Spring Time Morsels, I mean Morels


May is morel madness month
This is the season when animals, crazed with mating fever, blunder onto highways, oblivious of oncoming traffic. Perhaps not coincidentally, this is also morel mushroom season, when otherwise rational individuals abandon their families or call in sick from work to pursue an illusive fungus that is a second cousin to athlete's foot. Some say morels are good to eat. Walnuts are also good to eat. But, in Missouri, most walnuts that are not run over by lawn mowers or raked into trashcans are left for the squirrels.The morel, like Beluga caviar, is considered an expensive delicacy for those with the refined taste to appreciate it. There might be annual Beluga festivals if the stuff could be harvested in your own back yard, without having to personally remove it from a large toothy fish. But it's not as if hunting mushrooms is not dangerous. The chance that you might get sick or die from eating the wrong kind of mushroom is part of the attraction. Lots of people have died from eating mushrooms, including the Roman emperor Claudius, who should have known better than to eat his wife's cooking in the first place. Mushrooms are like spiders. They evoke images of death and decay. They thrive in dark secretive rotting places that make the average person shudder.
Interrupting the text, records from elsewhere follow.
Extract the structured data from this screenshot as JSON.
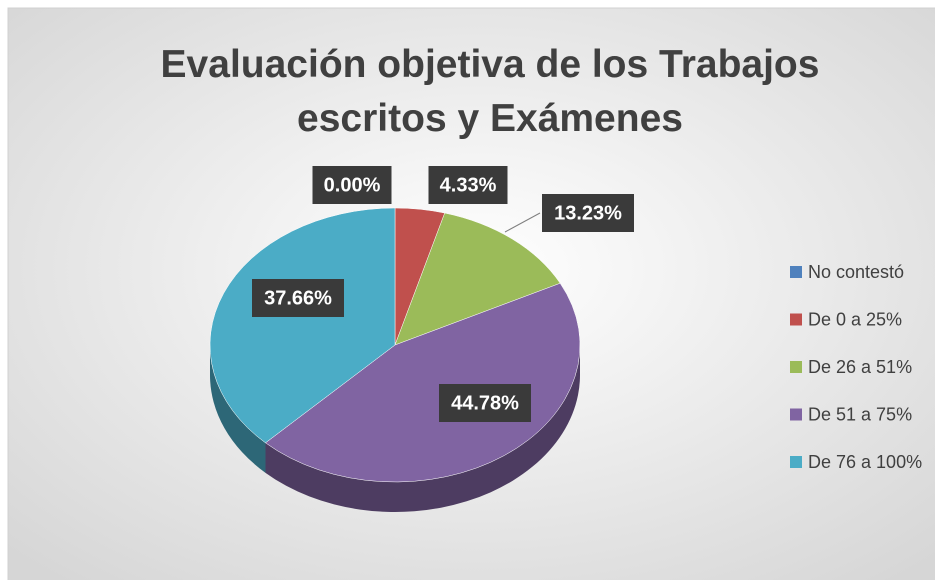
{
  "chart_data": {
    "type": "pie",
    "title": "Evaluación objetiva de los Trabajos escritos y Exámenes",
    "categories": [
      "No contestó",
      "De 0 a 25%",
      "De 26 a 51%",
      "De 51 a 75%",
      "De 76 a 100%"
    ],
    "values": [
      0,
      4.33,
      13.23,
      44.78,
      37.66
    ],
    "value_labels": [
      "0.00%",
      "4.33%",
      "13.23%",
      "44.78%",
      "37.66%"
    ],
    "colors": [
      "#4f81bd",
      "#c0504d",
      "#9bbb59",
      "#8064a2",
      "#4bacc6"
    ],
    "legend": "right"
  }
}
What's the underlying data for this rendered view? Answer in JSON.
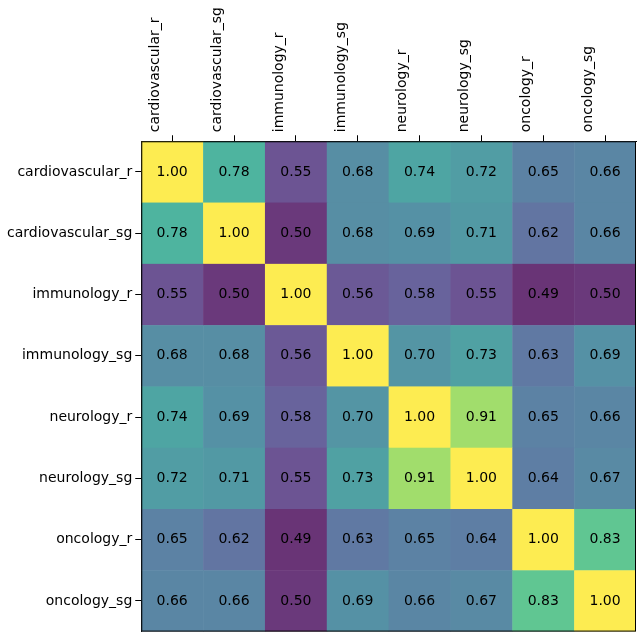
{
  "chart_data": {
    "type": "heatmap",
    "x_categories": [
      "cardiovascular_r",
      "cardiovascular_sg",
      "immunology_r",
      "immunology_sg",
      "neurology_r",
      "neurology_sg",
      "oncology_r",
      "oncology_sg"
    ],
    "y_categories": [
      "cardiovascular_r",
      "cardiovascular_sg",
      "immunology_r",
      "immunology_sg",
      "neurology_r",
      "neurology_sg",
      "oncology_r",
      "oncology_sg"
    ],
    "cells": [
      [
        1.0,
        0.78,
        0.55,
        0.68,
        0.74,
        0.72,
        0.65,
        0.66
      ],
      [
        0.78,
        1.0,
        0.5,
        0.68,
        0.69,
        0.71,
        0.62,
        0.66
      ],
      [
        0.55,
        0.5,
        1.0,
        0.56,
        0.58,
        0.55,
        0.49,
        0.5
      ],
      [
        0.68,
        0.68,
        0.56,
        1.0,
        0.7,
        0.73,
        0.63,
        0.69
      ],
      [
        0.74,
        0.69,
        0.58,
        0.7,
        1.0,
        0.91,
        0.65,
        0.66
      ],
      [
        0.72,
        0.71,
        0.55,
        0.73,
        0.91,
        1.0,
        0.64,
        0.67
      ],
      [
        0.65,
        0.62,
        0.49,
        0.63,
        0.65,
        0.64,
        1.0,
        0.83
      ],
      [
        0.66,
        0.66,
        0.5,
        0.69,
        0.66,
        0.67,
        0.83,
        1.0
      ]
    ],
    "value_labels": [
      [
        "1.00",
        "0.78",
        "0.55",
        "0.68",
        "0.74",
        "0.72",
        "0.65",
        "0.66"
      ],
      [
        "0.78",
        "1.00",
        "0.50",
        "0.68",
        "0.69",
        "0.71",
        "0.62",
        "0.66"
      ],
      [
        "0.55",
        "0.50",
        "1.00",
        "0.56",
        "0.58",
        "0.55",
        "0.49",
        "0.50"
      ],
      [
        "0.68",
        "0.68",
        "0.56",
        "1.00",
        "0.70",
        "0.73",
        "0.63",
        "0.69"
      ],
      [
        "0.74",
        "0.69",
        "0.58",
        "0.70",
        "1.00",
        "0.91",
        "0.65",
        "0.66"
      ],
      [
        "0.72",
        "0.71",
        "0.55",
        "0.73",
        "0.91",
        "1.00",
        "0.64",
        "0.67"
      ],
      [
        "0.65",
        "0.62",
        "0.49",
        "0.63",
        "0.65",
        "0.64",
        "1.00",
        "0.83"
      ],
      [
        "0.66",
        "0.66",
        "0.50",
        "0.69",
        "0.66",
        "0.67",
        "0.83",
        "1.00"
      ]
    ],
    "data_labels": true,
    "grid": false
  }
}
Maybe more people would eat spiders, if they weren't so common. Morels sell for about $20 a pound. If you leave them sitting on the kitchen counter for two days, they melt into a festering ooze you couldn't pay somebody $20 to scoop into the trash. The perishable nature of morels contributes to their reputation as a dainty treat for sophisticated palettes. The state of Michigan is mad about mushrooms, holding an annual National Mushroom Festival every May. In 1984, 17,000 people attended the festival and over a half million participated in the mushroom hunt that month. Paris has hundreds of miles of mushroom beds in caves beneath the city. Chester County, Pennsylvania produces half the US production of mushrooms. There, pickers wear miner's hats with lamps to harvest the precious crop.

A true mushroomer has a little larceny in his heart. He wants something rare and expensive - and he wants it for free. The best place to hunt morels is on someone else's property. If you're not trespassing, you don't get the genuine morel experience.

It takes a special kind of person to hunt morels. If you're wondering if you have what it takes, the following test might help you decide: You have been hunting unsuccessfully for morels for hours when suddenly, you trip over a wet log and break your leg and, simultaneously, discover a huge patch of yellow morels. When you hear a distant hiker walking by, you... (a) call for help (b) pick all the mushrooms in sight before calling for help or (c) pick all the mushrooms in sight. Then, drag yourself back to your car and set your broken leg yourself because the doctor might horn in on your morels while you're in traction.

If you did not answer (c), chances are, you probably also think $20 a pound is a lot to pay for mushrooms.